Le même spectacle désolant s’observe ailleurs, notamment sur la route entre la chapelle Nsimeyong et le quartier Damase, au lieu-dit descente Victor Hugo où les déchets empiètent sur la chaussée, ou encore au quartier Melen, près du Carrefour. Même le centre-ville n’est pas épargné. En face du restaurant municipal situé non loin du ministère des Finances, les employés de ce lieu de restauration déversent leurs ordures dans un espace vert clôturé.

Sur l’axe entre le ministère des Postes et Télécommunications et celui du Commerce, les détritus jonchent la chaussée, tandis qu’entre le Carrefour de l’Amitié et Tropicana dans le 4e arrondissement de la capitale, des dépôts d’ordures sont régulièrement brûlés, répandant une fumée âcre et nauséabonde.
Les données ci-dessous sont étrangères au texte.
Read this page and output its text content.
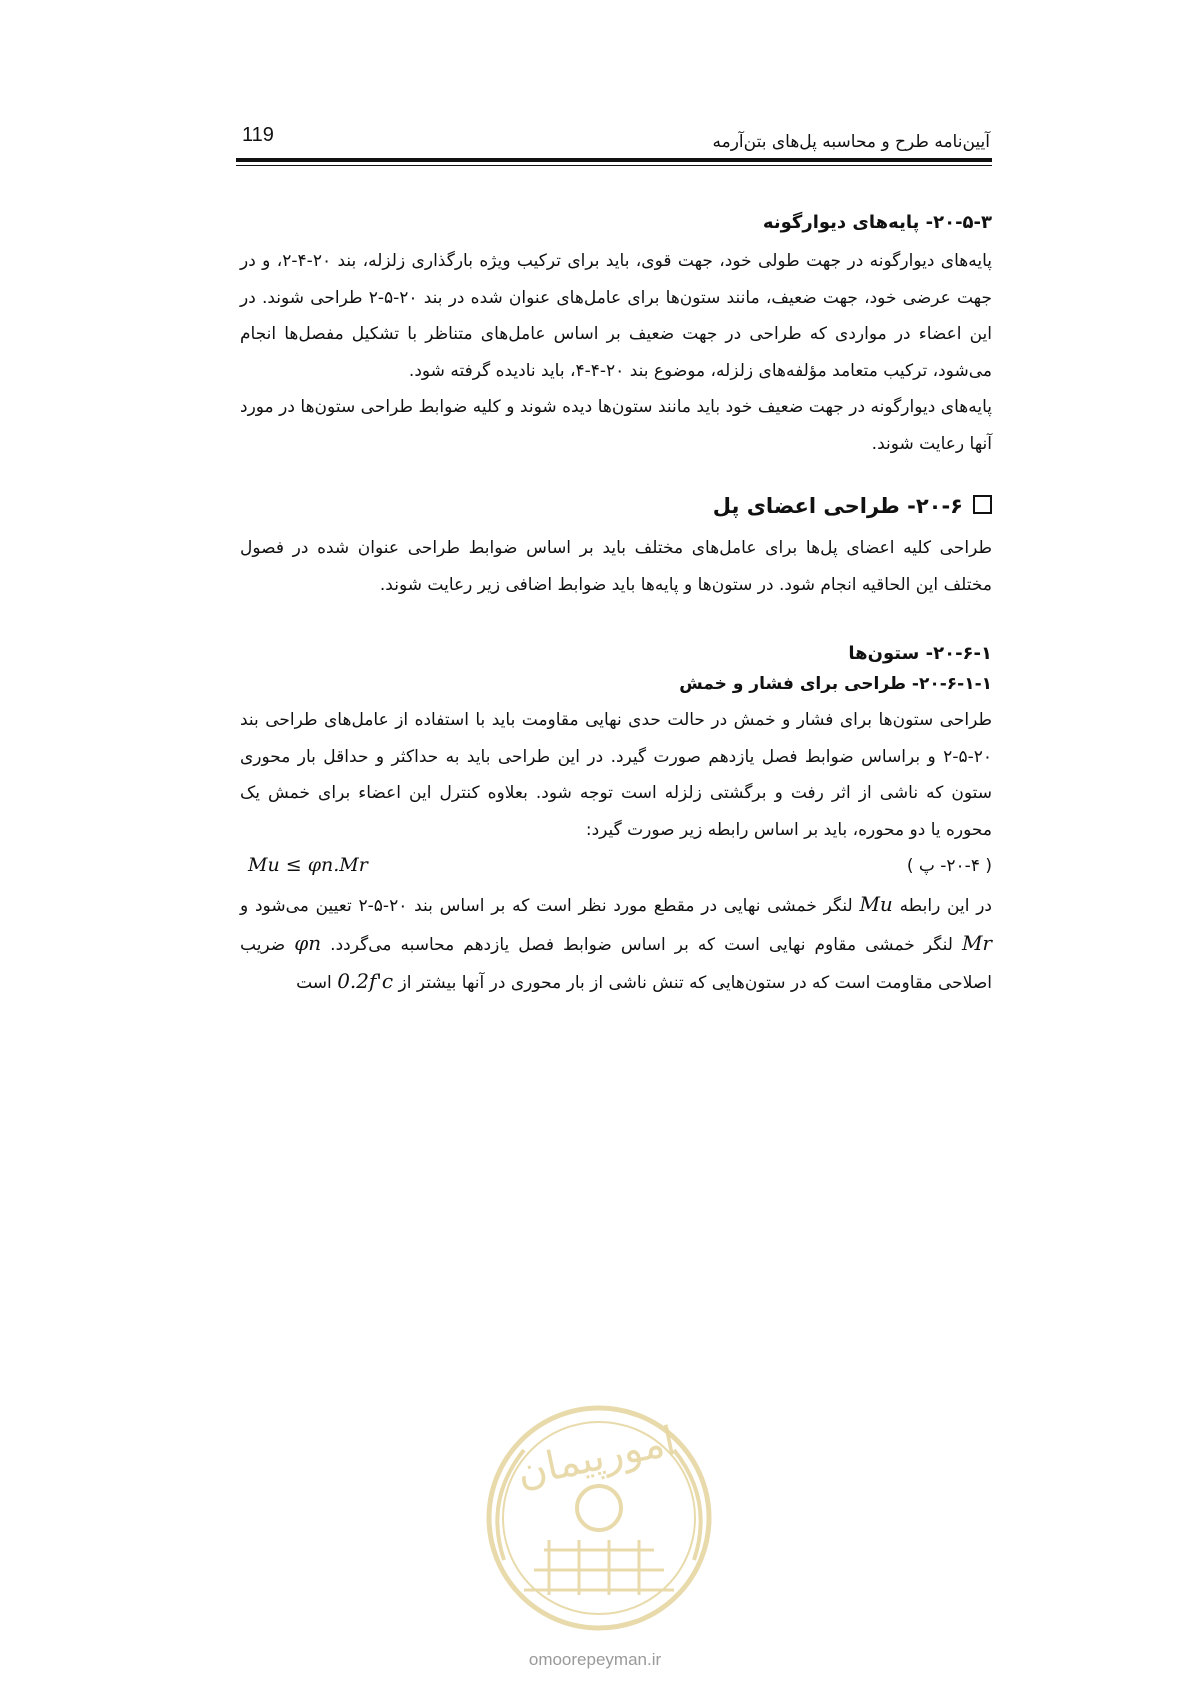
119	آیین‌نامه طرح و محاسبه پل‌های بتن‌آرمه
۲۰-۵-۳- پایه‌های دیوارگونه

پایه‌های دیوارگونه در جهت طولی خود، جهت قوی، باید برای ترکیب ویژه بارگذاری زلزله، بند ۲۰-۴-۲، و در جهت عرضی خود، جهت ضعیف، مانند ستون‌ها برای عامل‌های عنوان شده در بند ۲۰-۵-۲ طراحی شوند. در این اعضاء در مواردی که طراحی در جهت ضعیف بر اساس عامل‌های متناظر با تشکیل مفصل‌ها انجام می‌شود، ترکیب متعامد مؤلفه‌های زلزله، موضوع بند ۲۰-۴-۴، باید نادیده گرفته شود.

پایه‌های دیوارگونه در جهت ضعیف خود باید مانند ستون‌ها دیده شوند و کلیه ضوابط طراحی ستون‌ها در مورد آنها رعایت شوند.

۲۰-۶- طراحی اعضای پل

طراحی کلیه اعضای پل‌ها برای عامل‌های مختلف باید بر اساس ضوابط طراحی عنوان شده در فصول مختلف این الحاقیه انجام شود. در ستون‌ها و پایه‌ها باید ضوابط اضافی زیر رعایت شوند.

۲۰-۶-۱- ستون‌ها
۲۰-۶-۱-۱- طراحی برای فشار و خمش

طراحی ستون‌ها برای فشار و خمش در حالت حدی نهایی مقاومت باید با استفاده از عامل‌های طراحی بند ۲۰-۵-۲ و براساس ضوابط فصل یازدهم صورت گیرد. در این طراحی باید به حداکثر و حداقل بار محوری ستون که ناشی از اثر رفت و برگشتی زلزله است توجه شود. بعلاوه کنترل این اعضاء برای خمش یک محوره یا دو محوره، باید بر اساس رابطه زیر صورت گیرد:

Mu ≤ φn.Mr	( ۲۰-۴- پ )

در این رابطه Mu لنگر خمشی نهایی در مقطع مورد نظر است که بر اساس بند ۲۰-۵-۲ تعیین می‌شود و Mr لنگر خمشی مقاوم نهایی است که بر اساس ضوابط فصل یازدهم محاسبه می‌گردد. φn ضریب اصلاحی مقاومت است که در ستون‌هایی که تنش ناشی از بار محوری در آنها بیشتر از 0.2f'c است

امورپیمان
omoorepeyman.ir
Hysacam, qui assure la gestion des déchets dans cinq des sept communes d’arrondissement de Yaoundé, minimise sa responsabilité. Si des lacunes subsistent dans la gestion des communes qui lui ont été attribuées (Yaoundé 1ᵉʳ, II, III, IV et VII), l’entreprise affirme que la situation à Yaoundé VI et III ne relève pas de sa compétence, car n’ayant pas soumis de candidature pour ces circonscriptions. À la Communauté urbaine de Yaoundé, une source évoque « une solution en cours » sans plus de précisions.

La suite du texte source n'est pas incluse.